Against the Netherlands, the sqaud had their work cut for them, but they were ready for the chance to make history. Pulisic nearly scored two minutes in but was stopped by 6-foot-8 goalkeeper Andries Noppert. Eight minutes later, Memphis Depay was left wide open in the penalty box and scored to put the Dutch up 1-0. Risky defensive passing and impatient decisions by the US riddled the first half. With minutes left in the first, the US got more aggressive but allowed the Netherlands to go on a counterattack that led to another wide-open goal, this time by Daley Blind.

To start the second half, the US pushed forward to try to tie up the game. Every legitimate chance they seemed to have was stifled by an elite defense led by superstar Virgil van Dijk. Turner made three big saves in the 70th and 71st minutes to keep the score at 2-0. 76 minutes in, defender DeAndre Yedlin bounced the ball off Haji Wright who scored an incredibly unusual goal. It was now anyone’s game. However, the Dutch stomped out any chance of a comeback as a wide-open Denzel Dumfries scored five minutes later to make it 3-1. 15 minutes later, the game was over and the USA’s World Cup run was finished.

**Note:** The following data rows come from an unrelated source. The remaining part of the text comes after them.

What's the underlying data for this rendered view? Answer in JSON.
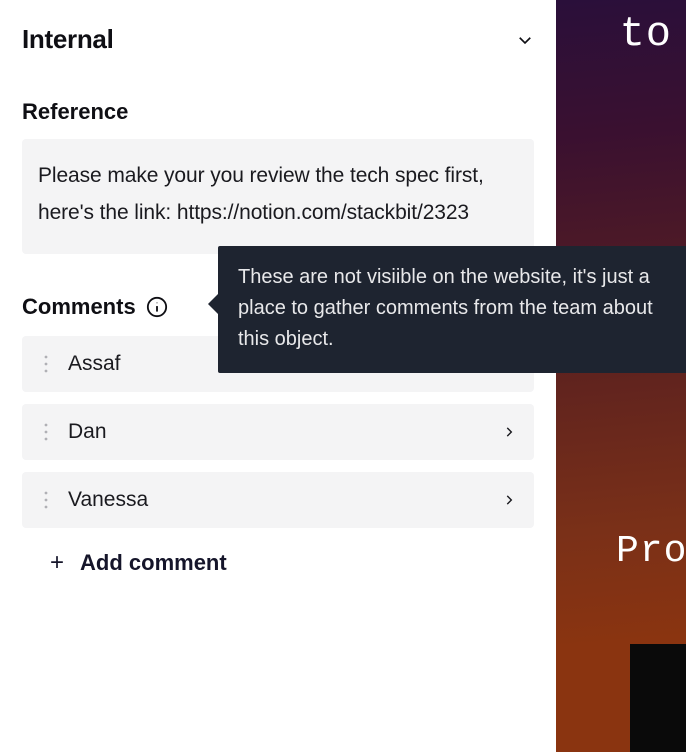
{
  "section": {
    "title": "Internal"
  },
  "reference": {
    "label": "Reference",
    "text": "Please make your you review the tech spec first, here's the link: https://notion.com/stackbit/2323"
  },
  "comments": {
    "label": "Comments",
    "tooltip": "These are not visiible on the website, it's just a place to gather comments from the team about this object.",
    "add_label": "Add comment",
    "items": [
      {
        "name": "Assaf"
      },
      {
        "name": "Dan"
      },
      {
        "name": "Vanessa"
      }
    ]
  },
  "preview": {
    "word1": "to",
    "word2": "Pro"
  }
}
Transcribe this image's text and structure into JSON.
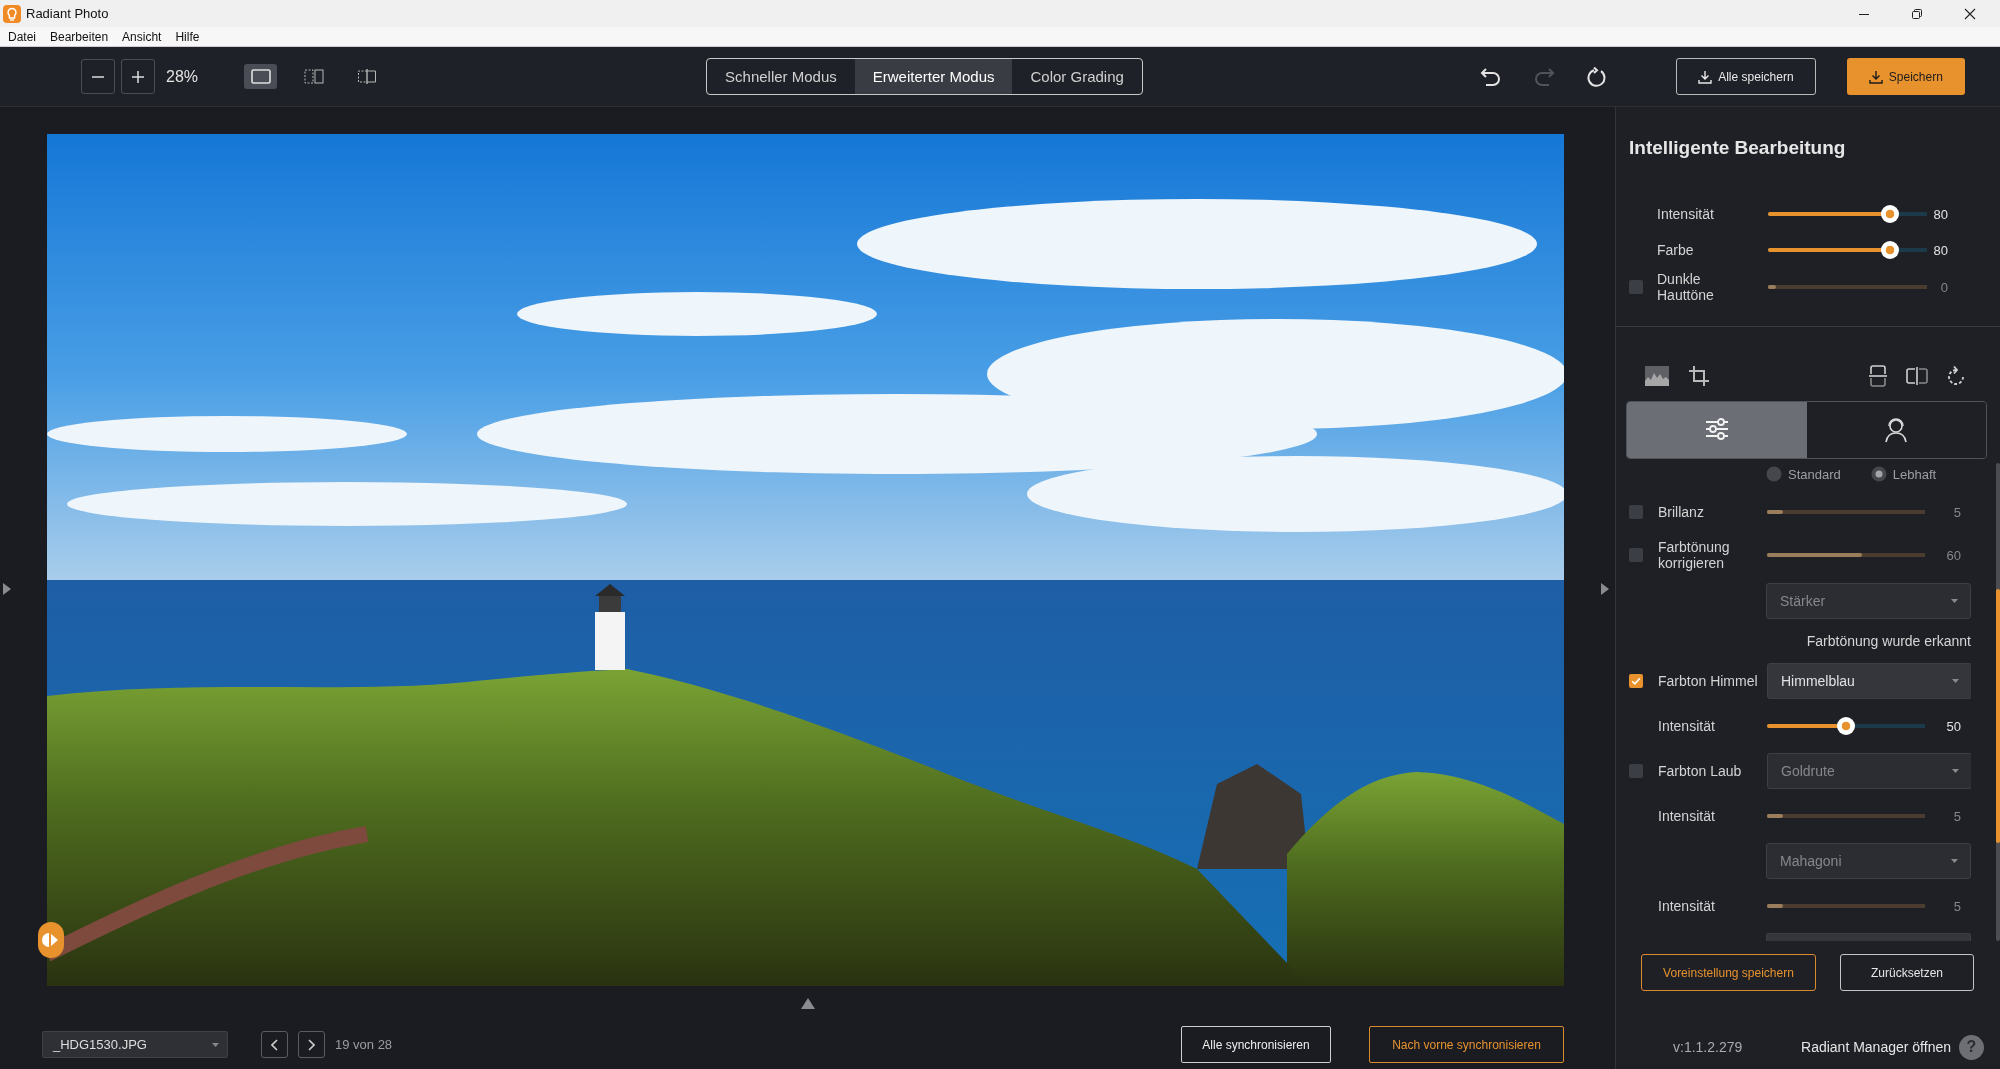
{
  "window": {
    "title": "Radiant Photo"
  },
  "menu": [
    {
      "label": "Datei"
    },
    {
      "label": "Bearbeiten"
    },
    {
      "label": "Ansicht"
    },
    {
      "label": "Hilfe"
    }
  ],
  "toolbar": {
    "zoom": "28%",
    "view_modes": [
      {
        "kind": "single",
        "selected": true
      },
      {
        "kind": "split",
        "selected": false
      },
      {
        "kind": "compare",
        "selected": false
      }
    ],
    "modes": [
      {
        "label": "Schneller Modus",
        "selected": false
      },
      {
        "label": "Erweiterter Modus",
        "selected": true
      },
      {
        "label": "Color Grading",
        "selected": false
      }
    ],
    "history": [
      {
        "kind": "undo",
        "disabled": false
      },
      {
        "kind": "redo",
        "disabled": true
      },
      {
        "kind": "reset",
        "disabled": false
      }
    ],
    "actions": [
      {
        "label": "Alle speichern",
        "kind": "outline"
      },
      {
        "label": "Speichern",
        "kind": "primary"
      }
    ]
  },
  "viewer": {
    "file": "_HDG1530.JPG",
    "counter": "19 von 28",
    "actions": [
      {
        "label": "Alle synchronisieren",
        "kind": "outline"
      },
      {
        "label": "Nach vorne synchronisieren",
        "kind": "accent"
      }
    ]
  },
  "panel": {
    "title": "Intelligente Bearbeitung",
    "smart": [
      {
        "kind": "slider",
        "label": "Intensität",
        "level": 0.8,
        "reading": "80",
        "disabled": false
      },
      {
        "kind": "slider",
        "label": "Farbe",
        "level": 0.8,
        "reading": "80",
        "disabled": false
      },
      {
        "kind": "check-slider",
        "label": "Dunkle Hauttöne",
        "checked": false,
        "level": 0.05,
        "reading": "0",
        "disabled": true
      }
    ],
    "tabs": [
      {
        "kind": "adjust",
        "selected": true
      },
      {
        "kind": "portrait",
        "selected": false
      }
    ],
    "adjustments": [
      {
        "kind": "radio",
        "options": [
          {
            "label": "Standard",
            "selected": false
          },
          {
            "label": "Lebhaft",
            "selected": true
          }
        ]
      },
      {
        "kind": "check-slider",
        "label": "Brillanz",
        "checked": false,
        "level": 0.1,
        "reading": "5",
        "disabled": true
      },
      {
        "kind": "check-slider",
        "label": "Farbtönung korrigieren",
        "checked": false,
        "level": 0.6,
        "reading": "60",
        "disabled": true
      },
      {
        "kind": "dropdown",
        "value": "Stärker",
        "disabled": true
      },
      {
        "kind": "note",
        "text": "Farbtönung wurde erkannt"
      },
      {
        "kind": "check-dropdown",
        "label": "Farbton Himmel",
        "checked": true,
        "value": "Himmelblau",
        "disabled": false
      },
      {
        "kind": "slider",
        "label": "Intensität",
        "level": 0.5,
        "reading": "50",
        "disabled": false
      },
      {
        "kind": "check-dropdown",
        "label": "Farbton Laub",
        "checked": false,
        "value": "Goldrute",
        "disabled": true
      },
      {
        "kind": "slider",
        "label": "Intensität",
        "level": 0.1,
        "reading": "5",
        "disabled": true
      },
      {
        "kind": "dropdown",
        "value": "Mahagoni",
        "disabled": true
      },
      {
        "kind": "slider",
        "label": "Intensität",
        "level": 0.1,
        "reading": "5",
        "disabled": true
      },
      {
        "kind": "dropdown"
      }
    ],
    "actions": [
      {
        "label": "Voreinstellung speichern",
        "kind": "accent"
      },
      {
        "label": "Zurücksetzen",
        "kind": "outline"
      }
    ],
    "version": "v:1.1.2.279",
    "manager_link": "Radiant Manager öffnen",
    "help": "?"
  }
}
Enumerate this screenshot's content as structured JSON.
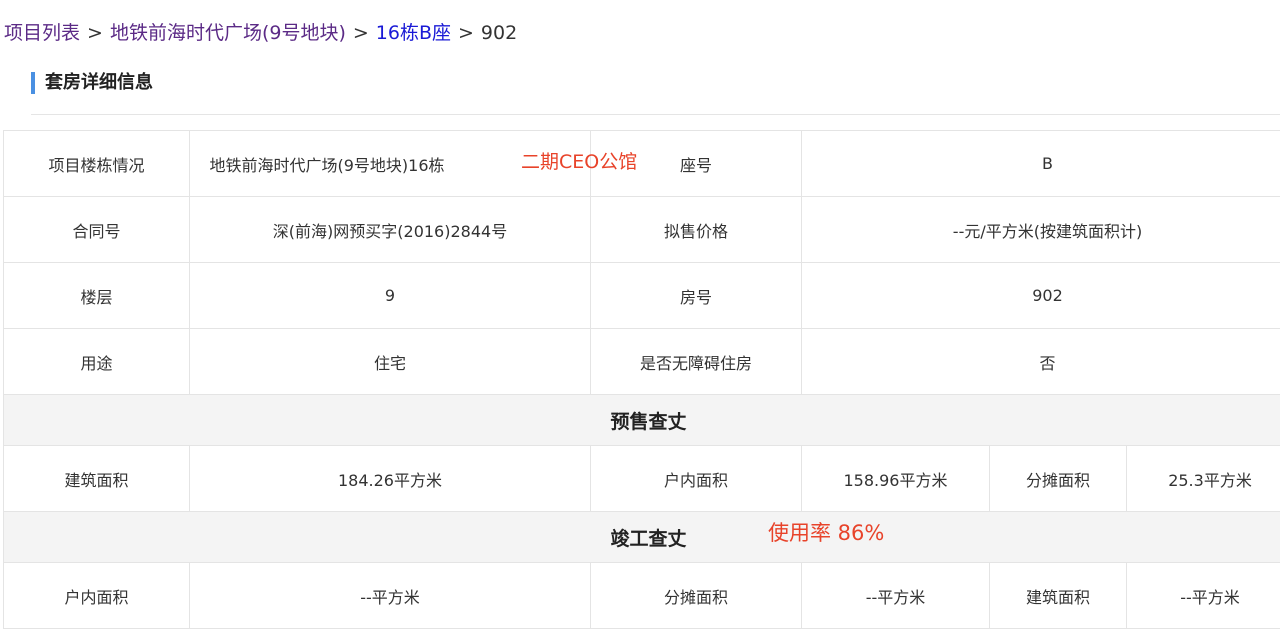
{
  "breadcrumb": {
    "items": [
      "项目列表",
      "地铁前海时代广场(9号地块)",
      "16栋B座",
      "902"
    ],
    "separator": ">"
  },
  "section_title": "套房详细信息",
  "annotations": {
    "project_note": "二期CEO公馆",
    "usage_rate": "使用率 86%"
  },
  "details": {
    "project_building_label": "项目楼栋情况",
    "project_building_value": "地铁前海时代广场(9号地块)16栋",
    "seat_label": "座号",
    "seat_value": "B",
    "contract_label": "合同号",
    "contract_value": "深(前海)网预买字(2016)2844号",
    "price_label": "拟售价格",
    "price_value": "--元/平方米(按建筑面积计)",
    "floor_label": "楼层",
    "floor_value": "9",
    "room_label": "房号",
    "room_value": "902",
    "usage_label": "用途",
    "usage_value": "住宅",
    "barrier_free_label": "是否无障碍住房",
    "barrier_free_value": "否"
  },
  "presale": {
    "title": "预售查丈",
    "building_area_label": "建筑面积",
    "building_area_value": "184.26平方米",
    "indoor_area_label": "户内面积",
    "indoor_area_value": "158.96平方米",
    "shared_area_label": "分摊面积",
    "shared_area_value": "25.3平方米"
  },
  "completion": {
    "title": "竣工查丈",
    "indoor_area_label": "户内面积",
    "indoor_area_value": "--平方米",
    "shared_area_label": "分摊面积",
    "shared_area_value": "--平方米",
    "building_area_label": "建筑面积",
    "building_area_value": "--平方米"
  },
  "colors": {
    "visited_link": "#5b2a86",
    "link": "#1a1ad6",
    "section_accent": "#4a90e2",
    "annotation": "#e8432a",
    "section_row_bg": "#f4f4f4"
  }
}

Despite this year’s World Cup run being very exciting, unpredictable, and nothing short of wild, there was an overarching sense of disappointment. The US had failed to reach the quarterfinal again. One question will hang over this squad’s heads for quite some time: “what if?” What if Pulisic scores early against the Netherlands? What if they win all three group-stage games? What if Gio Reyna played more minutes? But despite the sadness and pain of getting eliminated, the upcoming 2026 World Cup has created an encouraging sense of hope. For the next four years, the players can get wiser, stronger, and smarter while US Soccer cultivates the next generation of superstars. Nothing motivates, educates, and resonates with athletes more than experience and this year’s lesson will prove to be vital in growing the sport of soccer in America.